特に注目されるのが、新嘗祭(にいなめさい)の記述です。新嘗祭とは、毎年11月23日に全国の神社で行われる五穀豊穣を感謝する祭儀で、天皇自らが新穀を神に供え、その後自身も食すという、神と人との“共食”を象徴する重要な神事です。『延喜式』では、このときに神に供える穀物として、米・麦・大豆に並んでごまが挙げられており、ごまが他の主要穀物と同列に扱われていたことが分かります。

新嘗祭以外の神事においても、ごまはしばしば登場します。たとえば、宮中の重要な祭祀のひとつである「仁王会(にんのうえ)」では、国家安泰と万民の幸福を祈願するために、仏教僧が招かれ、読経や祈祷が行われました。この祭においては、ごまが僧侶への供物として授与される「賜穀(しこく)」のひとつとされ、仏教儀礼と深く結びついていたことがうかがえます。

こうした記録から、ごまは単なる食材にとどまらず、「神に捧げるにふさわしい神聖な作物」として、国家の宗教儀礼の中心に位置づけられていたことが明らかです。さらに『延喜式』には、中央の宮中祭祀だけでなく、地方の神社で行われる祭礼にも、ごまが供物として用いられていた記録が残っています。つまり、ごまは日本全土における神事の中で、重要な役割を果たしていたのです。

しかし、時代が下り、政治の実権が天皇から武家へと移っていくにつれ、宗教的・儀礼的なごまの位置づけにも変化が現れます。ごまやごま油の価値に目をつけた権力者や商人たちは、それを一種の「利益を生む商品」として重用し、独占的に扱うことで大きな利益を上げていきました。

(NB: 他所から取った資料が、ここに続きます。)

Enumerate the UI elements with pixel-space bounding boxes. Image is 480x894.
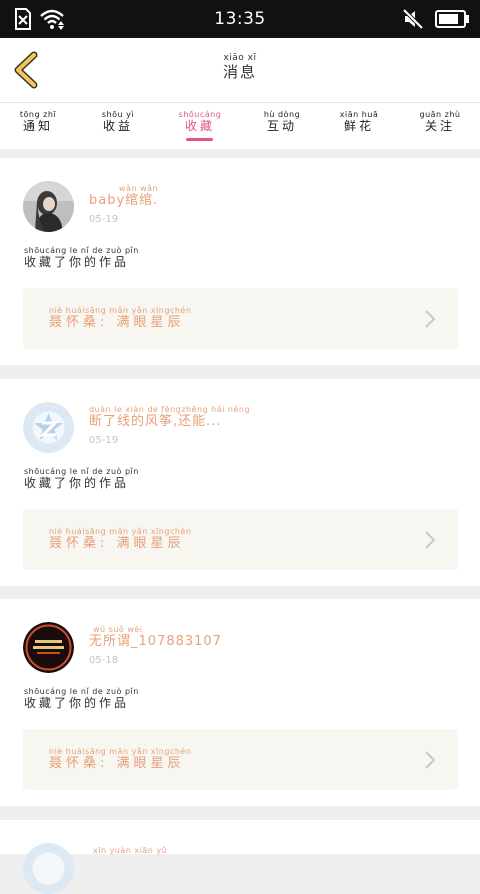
username-text: baby绾绾.	[89, 193, 159, 208]
default-avatar-icon	[23, 843, 74, 894]
tab-pinyin: shōucáng	[178, 110, 222, 119]
favorite-notification-card: duàn le xiàn de fēngzhēng hái néng 断了线的风…	[0, 379, 480, 586]
tab-pinyin: shōu yì	[101, 110, 135, 119]
work-title-text: 聂怀桑: 满眼星辰	[49, 315, 185, 330]
work-link[interactable]: niè huáisāng mǎn yǎn xīngchén 聂怀桑: 满眼星辰	[23, 509, 458, 570]
date: 05-18	[89, 655, 119, 666]
action-pinyin: shōucáng le nǐ de zuò pǐn	[24, 467, 139, 476]
mute-icon	[402, 8, 424, 34]
username-pinyin: wǎn wǎn	[119, 184, 159, 193]
favorite-notification-card: wǎn wǎn baby绾绾. 05-19 shōucáng le nǐ de …	[0, 158, 480, 365]
tab-label: 收益	[102, 119, 133, 133]
date: 05-19	[89, 435, 119, 446]
tab-label: 互动	[266, 119, 297, 133]
work-title-text: 聂怀桑: 满眼星辰	[49, 756, 185, 771]
avatar[interactable]	[23, 181, 74, 232]
date: 05-19	[89, 214, 119, 225]
work-link[interactable]: niè huáisāng mǎn yǎn xīngchén 聂怀桑: 满眼星辰	[23, 729, 458, 790]
username-text: 无所谓_107883107	[89, 634, 222, 649]
work-title: niè huáisāng mǎn yǎn xīngchén 聂怀桑: 满眼星辰	[49, 527, 191, 552]
username[interactable]: duàn le xiàn de fēngzhēng hái néng 断了线的风…	[89, 405, 250, 430]
tab-following[interactable]: guān zhù 关注	[400, 110, 480, 134]
tab-label: 收藏	[184, 119, 215, 133]
tab-bar: tōng zhī 通知 shōu yì 收益 shōucáng 收藏 hù dò…	[0, 103, 480, 149]
status-bar: 13:35	[0, 0, 480, 38]
tab-label: 关注	[424, 119, 455, 133]
badge-avatar-icon	[23, 622, 74, 673]
chevron-right-icon	[425, 310, 436, 328]
work-link[interactable]: niè huáisāng mǎn yǎn xīngchén 聂怀桑: 满眼星辰	[23, 288, 458, 349]
work-title: niè huáisāng mǎn yǎn xīngchén 聂怀桑: 满眼星辰	[49, 306, 191, 331]
tab-pinyin: tōng zhī	[19, 110, 57, 119]
work-title: niè huáisāng mǎn yǎn xīngchén 聂怀桑: 满眼星辰	[49, 747, 191, 772]
avatar[interactable]	[23, 402, 74, 453]
username[interactable]: wǎn wǎn baby绾绾.	[89, 184, 158, 209]
header: xiāo xī 消息	[0, 38, 480, 103]
tab-pinyin: guān zhù	[419, 110, 461, 119]
active-tab-indicator	[186, 138, 213, 141]
work-title-pinyin: niè huáisāng mǎn yǎn xīngchén	[49, 306, 192, 315]
avatar[interactable]	[23, 622, 74, 673]
battery-icon	[435, 10, 469, 32]
username[interactable]: wú suǒ wèi 无所谓_107883107	[89, 625, 222, 650]
action-text: shōucáng le nǐ de zuò pǐn 收藏了你的作品	[24, 246, 139, 270]
tab-favorites[interactable]: shōucáng 收藏	[160, 110, 240, 134]
default-avatar-icon	[23, 402, 74, 453]
action-label: 收藏了你的作品	[24, 476, 130, 490]
favorite-notification-card: wú suǒ wèi 无所谓_107883107 05-18 shōucáng …	[0, 599, 480, 806]
tab-label: 通知	[22, 119, 53, 133]
work-title-pinyin: niè huáisāng mǎn yǎn xīngchén	[49, 747, 192, 756]
page-title-text: 消息	[222, 63, 257, 81]
tab-notifications[interactable]: tōng zhī 通知	[0, 110, 78, 134]
chevron-right-icon	[425, 531, 436, 549]
tab-label: 鲜花	[343, 119, 374, 133]
work-title-pinyin: niè huáisāng mǎn yǎn xīngchén	[49, 527, 192, 536]
tab-interactions[interactable]: hù dòng 互动	[242, 110, 322, 134]
action-text: shōucáng le nǐ de zuò pǐn 收藏了你的作品	[24, 687, 139, 711]
avatar[interactable]	[23, 843, 74, 894]
tab-pinyin: xiān huā	[339, 110, 379, 119]
page-title-pinyin: xiāo xī	[223, 53, 257, 63]
tab-pinyin: hù dòng	[263, 110, 301, 119]
tab-flowers[interactable]: xiān huā 鲜花	[319, 110, 399, 134]
chevron-right-icon	[425, 751, 436, 769]
username-pinyin: wú suǒ wèi	[93, 625, 143, 634]
favorite-notification-card: xīn yuàn xiān yǔ	[0, 820, 480, 894]
page-title: xiāo xī 消息	[0, 53, 480, 81]
action-text: shōucáng le nǐ de zuò pǐn 收藏了你的作品	[24, 467, 139, 491]
action-pinyin: shōucáng le nǐ de zuò pǐn	[24, 687, 139, 696]
tab-earnings[interactable]: shōu yì 收益	[78, 110, 158, 134]
action-label: 收藏了你的作品	[24, 255, 130, 269]
username-pinyin: duàn le xiàn de fēngzhēng hái néng	[89, 405, 251, 414]
action-pinyin: shōucáng le nǐ de zuò pǐn	[24, 246, 139, 255]
work-title-text: 聂怀桑: 满眼星辰	[49, 536, 185, 551]
user-photo-icon	[23, 181, 74, 232]
action-label: 收藏了你的作品	[24, 696, 130, 710]
username-text: 断了线的风筝,还能...	[89, 414, 222, 429]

奈良時代にはすでにごまの国内栽培が定着しており、特に朝鮮半島や中国大陸との距離が近い九州北部、あるいは中央政権のある近畿地方、なかでも河内(現在の大阪府東部)などが主要な産地として記録されています。これらの地域では、中央からの命令に従ってごまの栽培が奨励され、租税の一環としても利用されていたと考えられます。

やがて江戸時代に入り、戦国の混乱期を経て社会が安定すると、ごまやごま油は次第に庶民の生活にも浸透していきます。とはいえ、まだまだ高級品の部類に属しており、庶民にとっては特別な日や祭事に口にするものでした。都市部では薬種問屋や油商がごま油を取り扱い、寺社の門前や薬屋などで販売されるようになります。

このように、ごまは古代日本においては神に供える神聖な穀物として、そして中世以降は高価な薬用・食用資源として、人々の信仰・経済・食文化のなかで多面的な役割を担っていたのです。